To keep the list of found genes for later usage, right click with the mouse on “Go to main” in the left upper corner and re-open the main screen of R2 in other tab/screen select at “change dataset” the following dataset . Tumor Breast - Iglehart - 123 - MAS5.0 - u133p2 . In field 3 select “View Geneset” at “Select type of analyses” and click “next”.
At “Gene set Collection” choose “ My 24h geneCategories” and select the generated “genecategory” from step 1. Instead of an unsupervised sample clustering you can also cluster samples within a track. Select at “Order samples” by “ ordering by track and click next.
Click next again.
Choose the temporary Genecategory generated via the Timeserie experiments, the track b-r_grade and click “next”.
The samples are unsupervised hierarchically clustered within each group of the selected track and presented in a heatmap. The selected genecategory resulting from the timeserie experiment could be of clinical relevance since the clustering correlates with the Oestrogen Recepter track. At the bottom of the heatmap the z-scores of the selected genecategory is represented.
Did you know that clicking a spot in the heatmap reveals more info
Clicking on a spot generates a one-gene-view for the chosen gene in the dataset only supported for a genecollection consisting < ~400 genes.
Did you know that with “sample ordering” (Figure 11) you can manage the way the samples are clustered.
By choosing “sample ordering “ by “track” , the unsupervised clustering of the samples is applied within the groups of a track. It is even possible to customize the way the samples are ordered by yourself (user defined order).
13.5. Step 4: Correlate with other datasets¶
The module “correlate” the results with dataset compares the resulting genelist with a dataset of interest. Go back to the screen/tab of the generated gene-list (see figure 6.) Clicking the correlate with dataset button in the left menu redirects to a new screen. Choose the Tumor Breast - Iglehart - 123 - MAS5.0 - u133p2 in field 2, in field 3 , choose “relate to differential expression” and click next.
Choose “er” at select a track and click “next”.

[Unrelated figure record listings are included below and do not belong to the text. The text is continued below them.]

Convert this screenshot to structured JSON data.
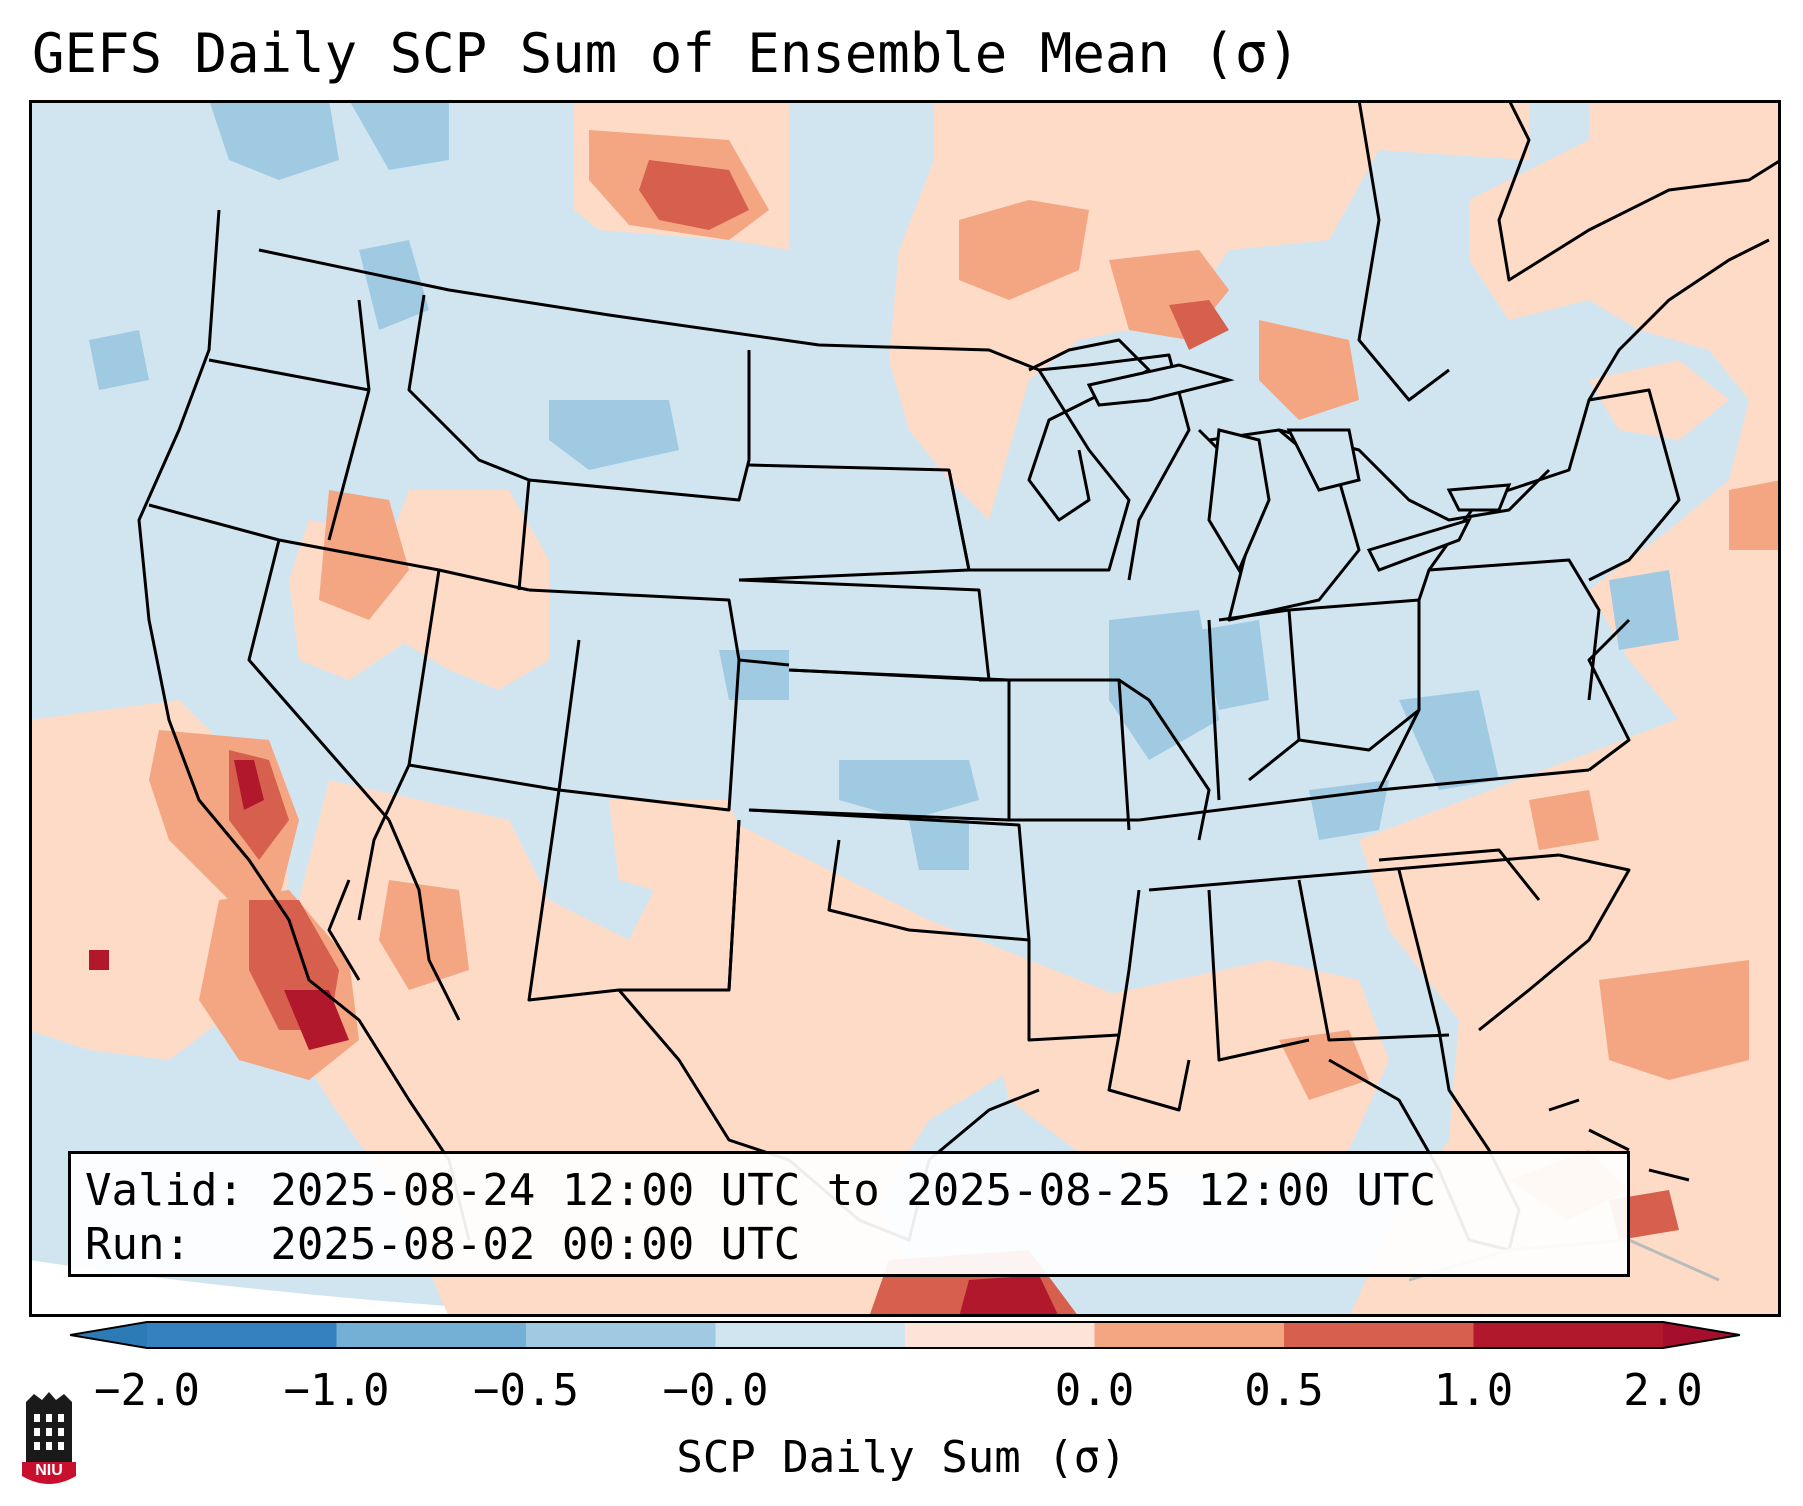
{
  "title_text": "GEFS Daily SCP Sum of Ensemble Mean (σ)",
  "map": {
    "region": "Continental United States, northern Mexico, Gulf of Mexico",
    "colors": {
      "strong_neg": "#2c7bb6",
      "mod_neg": "#74afd6",
      "weak_neg": "#9fcae2",
      "near_neg": "#d1e5f0",
      "near_pos": "#fddbc7",
      "weak_pos": "#f4a582",
      "mod_pos": "#d6604d",
      "strong_pos": "#b2182b",
      "boundary": "#000000"
    }
  },
  "info": {
    "valid_line": "Valid: 2025-08-24 12:00 UTC to 2025-08-25 12:00 UTC",
    "run_line": "Run:   2025-08-02 00:00 UTC"
  },
  "colorbar": {
    "label": "SCP Daily Sum (σ)",
    "ticks": [
      "−2.0",
      "−1.0",
      "−0.5",
      "−0.0",
      "0.0",
      "0.5",
      "1.0",
      "2.0"
    ],
    "bins": [
      {
        "color": "#3581bf"
      },
      {
        "color": "#74afd6"
      },
      {
        "color": "#9fcae2"
      },
      {
        "color": "#d1e5f0"
      },
      {
        "color": "#fde4d8"
      },
      {
        "color": "#f4a582"
      },
      {
        "color": "#d6604d"
      },
      {
        "color": "#b2182b"
      }
    ],
    "extend_low_color": "#2c7bb6",
    "extend_high_color": "#a50f2d"
  },
  "logo": {
    "text": "NIU",
    "color": "#c8102e"
  }
}
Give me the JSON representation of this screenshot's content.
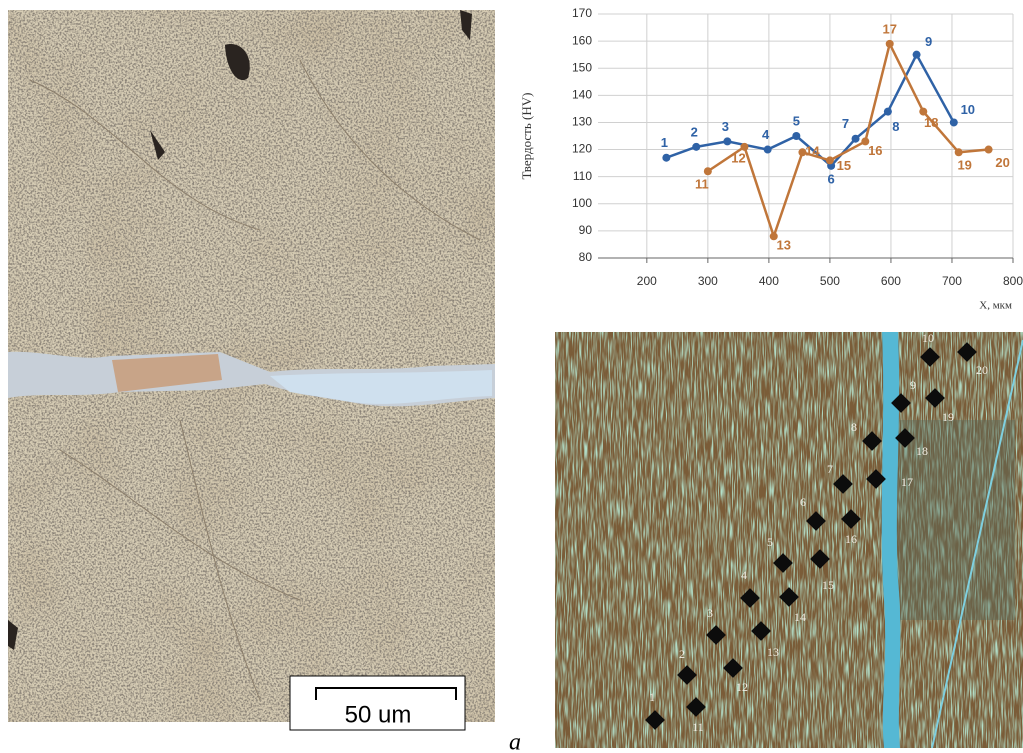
{
  "figure": {
    "panel_label": "a"
  },
  "left_image": {
    "scale_bar": "50 um"
  },
  "chart_data": {
    "type": "line",
    "ylabel": "Твердость  (HV)",
    "xlabel": "X, мкм",
    "xlim": [
      120,
      800
    ],
    "ylim": [
      80,
      170
    ],
    "xticks": [
      200,
      300,
      400,
      500,
      600,
      700,
      800
    ],
    "yticks": [
      80,
      90,
      100,
      110,
      120,
      130,
      140,
      150,
      160,
      170
    ],
    "grid": true,
    "series": [
      {
        "color": "#2f62a6",
        "x": [
          232,
          281,
          332,
          398,
          445,
          502,
          542,
          595,
          642,
          703
        ],
        "values": [
          117,
          121,
          123,
          120,
          125,
          114,
          124,
          134,
          155,
          130
        ],
        "point_labels": [
          "1",
          "2",
          "3",
          "4",
          "5",
          "6",
          "7",
          "8",
          "9",
          "10"
        ]
      },
      {
        "color": "#c0763a",
        "x": [
          300,
          360,
          408,
          455,
          500,
          558,
          598,
          653,
          711,
          760
        ],
        "values": [
          112,
          121,
          88,
          119,
          116,
          123,
          159,
          134,
          119,
          120
        ],
        "point_labels": [
          "11",
          "12",
          "13",
          "14",
          "15",
          "16",
          "17",
          "18",
          "19",
          "20"
        ]
      }
    ]
  },
  "right_image": {
    "indents": [
      "1",
      "2",
      "3",
      "4",
      "5",
      "6",
      "7",
      "8",
      "9",
      "10",
      "11",
      "12",
      "13",
      "14",
      "15",
      "16",
      "17",
      "18",
      "19",
      "20"
    ]
  }
}
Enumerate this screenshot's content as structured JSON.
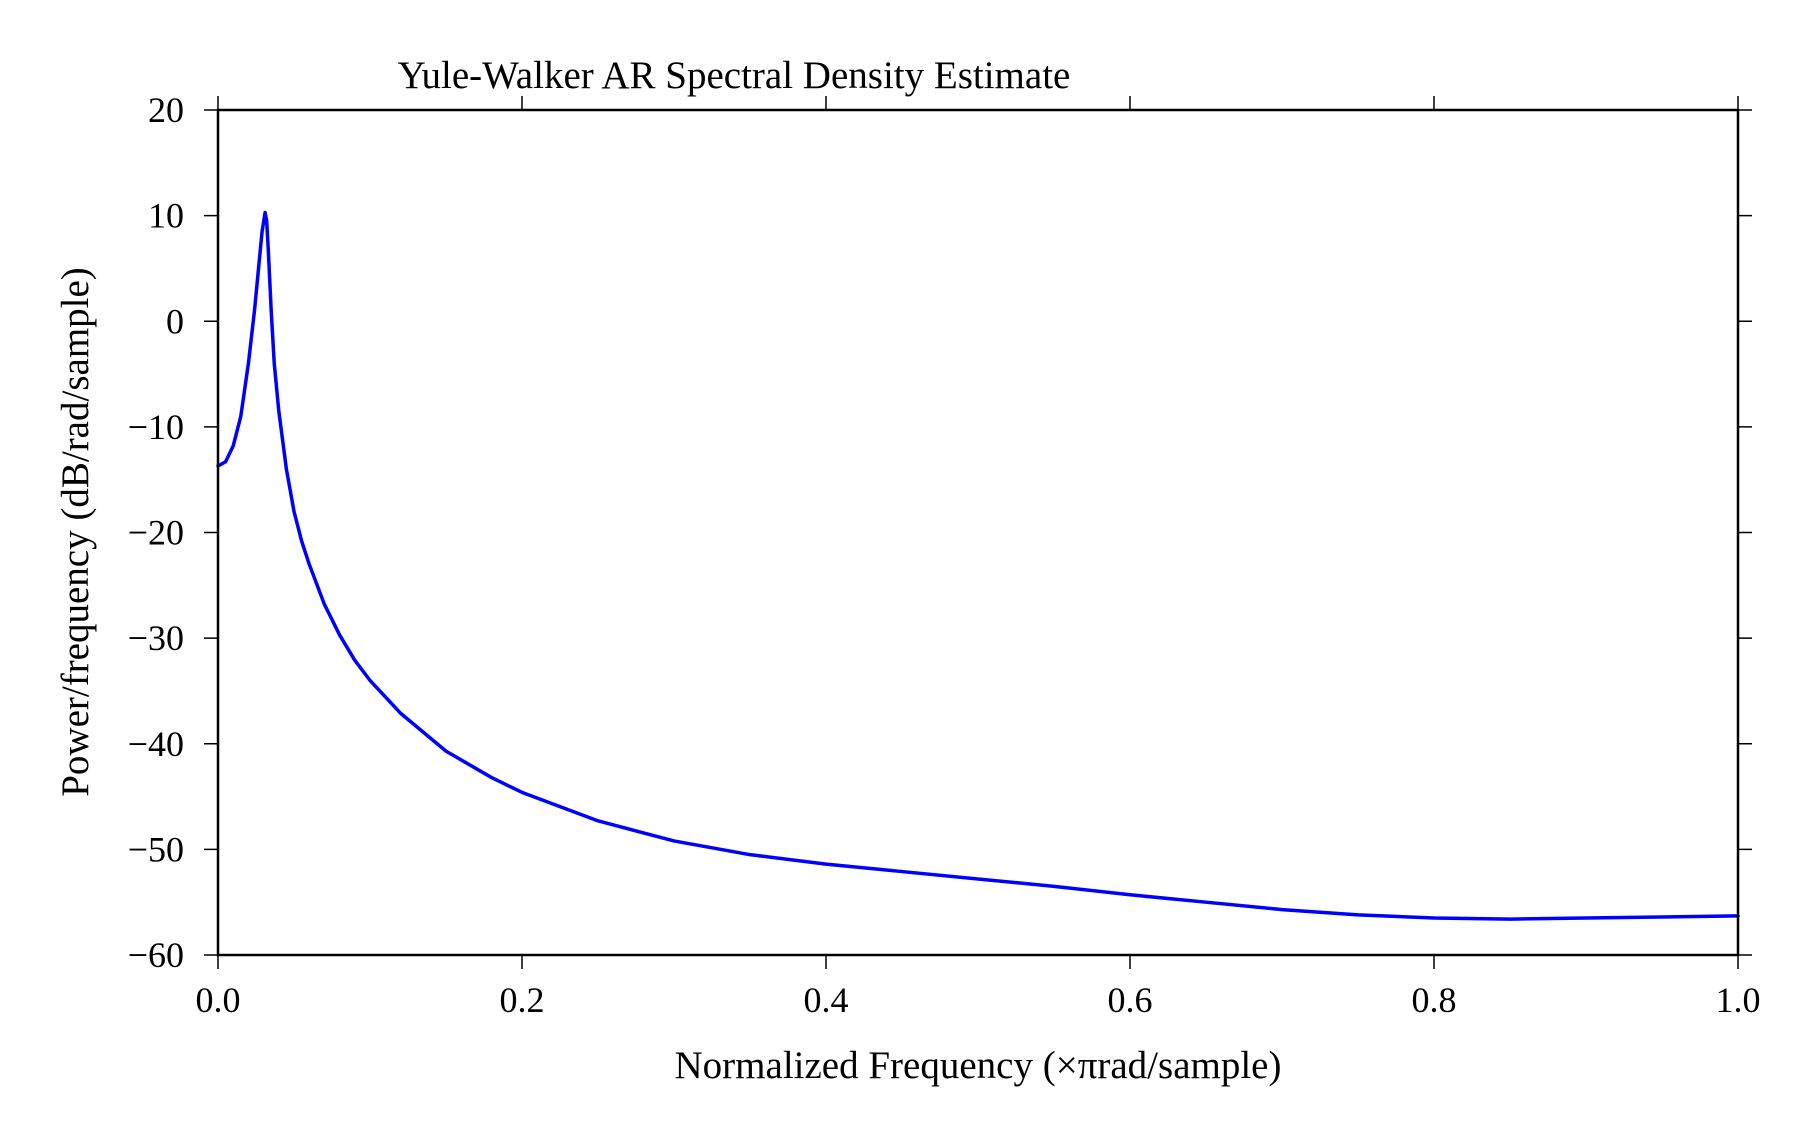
{
  "chart_data": {
    "type": "line",
    "title": "Yule-Walker AR Spectral Density Estimate",
    "xlabel": "Normalized Frequency (×πrad/sample)",
    "ylabel": "Power/frequency (dB/rad/sample)",
    "xlim": [
      0.0,
      1.0
    ],
    "ylim": [
      -60,
      20
    ],
    "xticks": [
      0.0,
      0.2,
      0.4,
      0.6,
      0.8,
      1.0
    ],
    "xtick_labels": [
      "0.0",
      "0.2",
      "0.4",
      "0.6",
      "0.8",
      "1.0"
    ],
    "yticks": [
      20,
      10,
      0,
      -10,
      -20,
      -30,
      -40,
      -50,
      -60
    ],
    "ytick_labels": [
      "20",
      "10",
      "0",
      "−10",
      "−20",
      "−30",
      "−40",
      "−50",
      "−60"
    ],
    "grid": false,
    "legend": "none",
    "series": [
      {
        "color": "#0000ff",
        "x": [
          0.0,
          0.005,
          0.01,
          0.015,
          0.02,
          0.024,
          0.027,
          0.029,
          0.031,
          0.032,
          0.033,
          0.035,
          0.037,
          0.04,
          0.045,
          0.05,
          0.055,
          0.06,
          0.07,
          0.08,
          0.09,
          0.1,
          0.12,
          0.15,
          0.18,
          0.2,
          0.25,
          0.3,
          0.35,
          0.4,
          0.45,
          0.5,
          0.55,
          0.6,
          0.65,
          0.7,
          0.75,
          0.8,
          0.85,
          0.9,
          0.95,
          1.0
        ],
        "y": [
          -13.7,
          -13.3,
          -11.8,
          -9.0,
          -4.0,
          1.0,
          5.5,
          8.5,
          10.3,
          9.5,
          7.0,
          1.0,
          -4.0,
          -8.5,
          -14.0,
          -18.0,
          -20.8,
          -23.0,
          -26.8,
          -29.7,
          -32.1,
          -34.0,
          -37.1,
          -40.7,
          -43.2,
          -44.6,
          -47.3,
          -49.2,
          -50.5,
          -51.4,
          -52.1,
          -52.8,
          -53.5,
          -54.3,
          -55.0,
          -55.7,
          -56.2,
          -56.5,
          -56.6,
          -56.5,
          -56.4,
          -56.3
        ]
      }
    ]
  }
}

In de background R2 generates a list of genes based on the module “Find differential expression between groups” and presents the overlay of the results with the list generated in the “ time series module”.
In Figure 14 the overlap is presented between the result from the “ time series” module and the “ relate to differential expression” option. The list of genes is sub-divided in a positive and a negative correlation list of genes. Clicking the “2-view” link opens a new screen with a combined graph of a one-geneview and the time series experiment.
13.6. Step 5: In a K-means analysis¶
Instead view a “ geneset, you can also choose perform a “K-means” clustering based on your stored genecategory described in the steps “ above”. Go to the main menu, select “K-means” at “ Select type of analysis” and click “next”.
In the “Adjustable settings” panel leave most of the default settings but make sure that you select the already stored “Genecategory” at the clustering section select ‘10x10” at “numbers of draw” and click “next”.
Performing a 10x10 K-means clustering via de main menu supports the potential clinical relevance of the genecategory extracted from the timeserie experiment. The K-means cluster module is discussed in more detail in tutorial 10.
*Did you know that you can store the K-means generated track and use this track every time you log in to R2.
You can use this track for further analysis with a custom made track for example by using the “find differential expression between groups”. This approach explained in more detail in tutorials : Differential Expression Of Gene Between Groups and “Adapting R2 to your needs”
13.7. Final remarks / future directions¶
We hope that this tutorial has been helpful, the R2 support team.